Xiu Xiu - The Air Force
Reviewed by Andreas on 29th September 2006
Amongst bleeping and banging synths, samples and noise, gloriously tender songs can be heard. Jamie Stewart, vocalist and chief songwriter of Xiu Xiu, screams, sings, shouts and whispers his way through songs dealing with bad relationships, abuse, family and what have you. It seems clear that several books could be written about the man's lyrics and life, and yet we'd still be quite far from the actual truth. "The Air Force" is Xiu Xiu's fifth album, and is arguably one of the San Diego duo/trio's best. Yes, even better than their cover of "Don't Cha" (which is one of the scariest cover versions ever).

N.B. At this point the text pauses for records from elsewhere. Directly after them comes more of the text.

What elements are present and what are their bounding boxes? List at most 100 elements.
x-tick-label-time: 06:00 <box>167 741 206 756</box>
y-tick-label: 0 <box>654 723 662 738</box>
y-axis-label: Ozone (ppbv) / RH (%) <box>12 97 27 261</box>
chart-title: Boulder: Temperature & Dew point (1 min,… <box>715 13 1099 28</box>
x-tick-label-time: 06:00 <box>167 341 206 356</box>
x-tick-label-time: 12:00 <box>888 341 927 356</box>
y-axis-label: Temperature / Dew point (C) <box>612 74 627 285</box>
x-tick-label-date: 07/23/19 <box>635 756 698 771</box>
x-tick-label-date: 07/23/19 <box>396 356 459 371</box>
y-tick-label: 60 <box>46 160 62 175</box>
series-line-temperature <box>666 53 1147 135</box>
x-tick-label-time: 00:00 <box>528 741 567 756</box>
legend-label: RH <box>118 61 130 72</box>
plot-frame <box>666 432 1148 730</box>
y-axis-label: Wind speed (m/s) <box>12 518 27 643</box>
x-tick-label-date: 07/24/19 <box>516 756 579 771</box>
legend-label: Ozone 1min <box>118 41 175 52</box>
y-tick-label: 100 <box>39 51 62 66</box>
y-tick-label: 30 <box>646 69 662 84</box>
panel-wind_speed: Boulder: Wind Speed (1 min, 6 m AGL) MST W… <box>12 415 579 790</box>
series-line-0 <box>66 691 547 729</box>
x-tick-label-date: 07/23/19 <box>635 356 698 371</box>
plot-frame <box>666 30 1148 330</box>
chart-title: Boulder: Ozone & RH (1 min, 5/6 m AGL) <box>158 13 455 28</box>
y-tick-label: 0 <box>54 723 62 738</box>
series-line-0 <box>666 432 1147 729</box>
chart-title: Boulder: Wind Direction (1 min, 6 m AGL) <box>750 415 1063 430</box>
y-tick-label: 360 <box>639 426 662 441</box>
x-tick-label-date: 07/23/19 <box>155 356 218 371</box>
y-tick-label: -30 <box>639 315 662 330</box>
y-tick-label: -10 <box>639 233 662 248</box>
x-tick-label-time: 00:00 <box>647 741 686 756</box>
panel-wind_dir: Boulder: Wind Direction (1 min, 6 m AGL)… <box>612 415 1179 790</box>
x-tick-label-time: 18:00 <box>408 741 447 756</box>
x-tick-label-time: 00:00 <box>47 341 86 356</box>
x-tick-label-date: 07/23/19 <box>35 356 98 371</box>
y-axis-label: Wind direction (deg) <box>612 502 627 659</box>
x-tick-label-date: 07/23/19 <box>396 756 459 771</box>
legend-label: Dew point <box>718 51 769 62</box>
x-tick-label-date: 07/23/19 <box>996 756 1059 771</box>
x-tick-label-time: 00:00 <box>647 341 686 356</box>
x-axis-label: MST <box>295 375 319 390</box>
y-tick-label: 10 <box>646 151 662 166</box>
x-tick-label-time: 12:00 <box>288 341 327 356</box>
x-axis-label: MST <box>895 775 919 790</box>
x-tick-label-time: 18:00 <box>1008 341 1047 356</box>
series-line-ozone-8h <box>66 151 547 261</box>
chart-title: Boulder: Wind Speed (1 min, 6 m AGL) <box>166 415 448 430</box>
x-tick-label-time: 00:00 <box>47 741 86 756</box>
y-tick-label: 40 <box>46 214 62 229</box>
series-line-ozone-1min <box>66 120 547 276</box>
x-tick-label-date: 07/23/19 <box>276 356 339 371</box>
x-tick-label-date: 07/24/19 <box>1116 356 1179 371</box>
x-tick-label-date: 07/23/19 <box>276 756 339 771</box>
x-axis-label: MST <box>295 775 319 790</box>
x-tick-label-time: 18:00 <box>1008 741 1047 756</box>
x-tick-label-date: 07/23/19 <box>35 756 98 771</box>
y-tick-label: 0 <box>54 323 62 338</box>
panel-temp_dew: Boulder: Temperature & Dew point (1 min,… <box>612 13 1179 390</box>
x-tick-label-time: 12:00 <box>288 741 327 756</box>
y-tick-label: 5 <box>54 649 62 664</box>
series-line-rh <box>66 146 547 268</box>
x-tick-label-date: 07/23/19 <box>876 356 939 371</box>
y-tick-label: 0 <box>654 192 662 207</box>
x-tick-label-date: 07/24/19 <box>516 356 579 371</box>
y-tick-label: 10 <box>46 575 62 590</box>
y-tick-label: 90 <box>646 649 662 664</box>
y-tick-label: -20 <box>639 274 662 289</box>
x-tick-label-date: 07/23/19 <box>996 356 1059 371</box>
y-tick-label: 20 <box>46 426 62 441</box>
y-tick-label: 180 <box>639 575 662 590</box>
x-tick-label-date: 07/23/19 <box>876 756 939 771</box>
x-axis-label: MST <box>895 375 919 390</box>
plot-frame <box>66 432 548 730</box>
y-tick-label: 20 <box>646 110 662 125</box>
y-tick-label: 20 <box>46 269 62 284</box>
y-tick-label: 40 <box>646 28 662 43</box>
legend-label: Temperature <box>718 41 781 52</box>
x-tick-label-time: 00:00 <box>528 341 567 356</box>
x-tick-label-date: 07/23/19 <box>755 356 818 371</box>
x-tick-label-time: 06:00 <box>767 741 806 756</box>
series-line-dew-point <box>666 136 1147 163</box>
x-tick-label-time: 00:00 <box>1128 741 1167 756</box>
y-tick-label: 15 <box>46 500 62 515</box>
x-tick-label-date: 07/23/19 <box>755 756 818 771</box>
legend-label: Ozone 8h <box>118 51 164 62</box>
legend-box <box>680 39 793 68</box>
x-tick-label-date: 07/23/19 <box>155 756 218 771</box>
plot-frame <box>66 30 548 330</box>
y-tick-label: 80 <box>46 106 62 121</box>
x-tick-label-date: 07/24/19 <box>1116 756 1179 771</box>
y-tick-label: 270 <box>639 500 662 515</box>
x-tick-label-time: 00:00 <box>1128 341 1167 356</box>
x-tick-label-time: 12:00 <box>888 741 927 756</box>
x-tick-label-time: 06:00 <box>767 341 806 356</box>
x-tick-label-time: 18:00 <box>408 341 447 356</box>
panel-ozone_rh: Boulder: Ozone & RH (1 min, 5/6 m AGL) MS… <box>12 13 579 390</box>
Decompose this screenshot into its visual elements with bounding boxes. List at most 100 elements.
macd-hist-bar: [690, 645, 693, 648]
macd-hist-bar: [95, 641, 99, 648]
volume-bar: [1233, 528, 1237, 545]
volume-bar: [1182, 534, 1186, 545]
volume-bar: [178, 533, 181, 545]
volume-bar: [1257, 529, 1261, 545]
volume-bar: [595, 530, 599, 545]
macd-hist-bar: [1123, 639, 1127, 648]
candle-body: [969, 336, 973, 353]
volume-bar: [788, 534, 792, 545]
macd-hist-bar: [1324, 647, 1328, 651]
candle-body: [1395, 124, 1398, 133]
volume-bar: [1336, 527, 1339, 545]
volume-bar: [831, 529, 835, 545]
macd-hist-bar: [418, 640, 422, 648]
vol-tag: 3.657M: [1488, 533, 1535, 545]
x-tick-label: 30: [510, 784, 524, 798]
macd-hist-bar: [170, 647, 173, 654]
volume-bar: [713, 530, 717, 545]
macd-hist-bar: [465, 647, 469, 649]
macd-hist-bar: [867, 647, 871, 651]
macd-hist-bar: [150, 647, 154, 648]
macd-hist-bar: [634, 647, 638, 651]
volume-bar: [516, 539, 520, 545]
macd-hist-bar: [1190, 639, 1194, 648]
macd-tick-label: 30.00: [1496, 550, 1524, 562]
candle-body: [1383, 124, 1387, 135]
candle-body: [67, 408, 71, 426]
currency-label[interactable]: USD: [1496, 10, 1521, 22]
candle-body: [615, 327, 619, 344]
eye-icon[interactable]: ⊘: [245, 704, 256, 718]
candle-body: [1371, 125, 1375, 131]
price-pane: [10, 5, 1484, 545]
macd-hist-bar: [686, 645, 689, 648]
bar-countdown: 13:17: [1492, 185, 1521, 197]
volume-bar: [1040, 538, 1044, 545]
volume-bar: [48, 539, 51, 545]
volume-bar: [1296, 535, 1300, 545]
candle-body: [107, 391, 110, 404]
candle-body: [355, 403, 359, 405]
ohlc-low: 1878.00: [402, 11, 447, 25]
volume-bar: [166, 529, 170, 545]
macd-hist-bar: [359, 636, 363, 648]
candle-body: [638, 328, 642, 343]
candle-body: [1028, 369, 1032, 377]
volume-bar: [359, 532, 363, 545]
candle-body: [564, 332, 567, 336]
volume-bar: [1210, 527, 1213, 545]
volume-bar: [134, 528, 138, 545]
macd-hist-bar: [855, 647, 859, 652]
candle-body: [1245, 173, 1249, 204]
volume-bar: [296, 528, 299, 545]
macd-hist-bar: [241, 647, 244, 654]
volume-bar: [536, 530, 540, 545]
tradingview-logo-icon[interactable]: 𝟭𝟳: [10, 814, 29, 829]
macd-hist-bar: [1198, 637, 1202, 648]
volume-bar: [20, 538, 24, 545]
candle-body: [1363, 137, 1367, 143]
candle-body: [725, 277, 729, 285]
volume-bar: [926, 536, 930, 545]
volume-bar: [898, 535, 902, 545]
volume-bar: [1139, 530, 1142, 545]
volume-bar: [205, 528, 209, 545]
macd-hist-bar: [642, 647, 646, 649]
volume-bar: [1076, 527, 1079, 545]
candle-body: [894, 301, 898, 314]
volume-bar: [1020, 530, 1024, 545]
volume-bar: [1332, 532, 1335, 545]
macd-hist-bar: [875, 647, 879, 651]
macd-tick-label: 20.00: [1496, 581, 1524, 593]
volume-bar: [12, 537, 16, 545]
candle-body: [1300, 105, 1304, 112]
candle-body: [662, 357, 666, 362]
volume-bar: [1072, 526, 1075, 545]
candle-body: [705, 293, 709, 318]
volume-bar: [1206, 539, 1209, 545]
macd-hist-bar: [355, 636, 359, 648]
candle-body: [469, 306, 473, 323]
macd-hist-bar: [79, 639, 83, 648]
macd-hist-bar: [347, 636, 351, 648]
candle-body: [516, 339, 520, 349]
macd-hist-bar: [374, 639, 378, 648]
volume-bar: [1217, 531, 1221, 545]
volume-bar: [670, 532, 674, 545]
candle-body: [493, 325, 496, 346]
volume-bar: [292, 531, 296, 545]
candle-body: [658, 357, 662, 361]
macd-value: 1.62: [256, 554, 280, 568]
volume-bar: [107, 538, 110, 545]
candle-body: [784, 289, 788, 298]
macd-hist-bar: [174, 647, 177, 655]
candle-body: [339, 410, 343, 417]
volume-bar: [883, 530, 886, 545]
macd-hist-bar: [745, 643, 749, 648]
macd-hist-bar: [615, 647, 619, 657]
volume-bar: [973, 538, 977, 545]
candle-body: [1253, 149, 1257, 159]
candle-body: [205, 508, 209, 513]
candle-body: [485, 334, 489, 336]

Experimental prog-pop would perhaps be a terminology that could attempt to describe what Xiu Xiu do on "The Air Force". With some heavier beats and glossier production, songs like "Boy Soprano" and "Save Me" could have ended up on mainstream radio, one imagines. Xiu Xiu's music has its foundation in melodies that are, at times, straight out of pop. They're catchy, they're (dread this word) emotive and feel honest. In what could be interpreted as a bit of a situationalist "thing", these melodies and choruses are hidden behind music that glitches, twists weirdly and at times could destroy your ears before dropping down to a whisper. At other times it just gets a bit odd, like on "Bishop, CA", where Stewart sings "wallawallawallwalla hey hey, wallawallawallawalla hey hey", or something to that effect, and manages to make it sound good.
The songs are steeped in electronic noise and complex layers of sound, but perhaps in a more sober way than on previous albums. Compared to previous releases, there is a sense of maturity on "The Air Force" that was perhaps hard to find on earlier albums. It's kind of like when metal bands realise they don't absolutely have to scream and cry to get their point across, only cooler and definitely not metal of genre. Often dealing with depression, suicide, love and (bad) relationships, Xiu Xiu manage to keep it from becoming whiny and stay on the good side of "heartfelt".
"The Air Force", despite all its glory, doesn't really take Xiu Xiu anywhere they haven't been before. Luckily Xiu Xiu isn't prone to make three minute pop anthems that all sound the same. Songs like "The Fox & The Rabbit", "Save Me" and "Watermelon vs. The Pineapple" are torn, glorious songs that really strike true.
Through all the noise and distortion, real cathartic beauty comes to the forefront, and that is the best thing about Xiu Xiu: Their ability to be quite weird and darkly disturbing, but still sing songs you'll find yourself humming.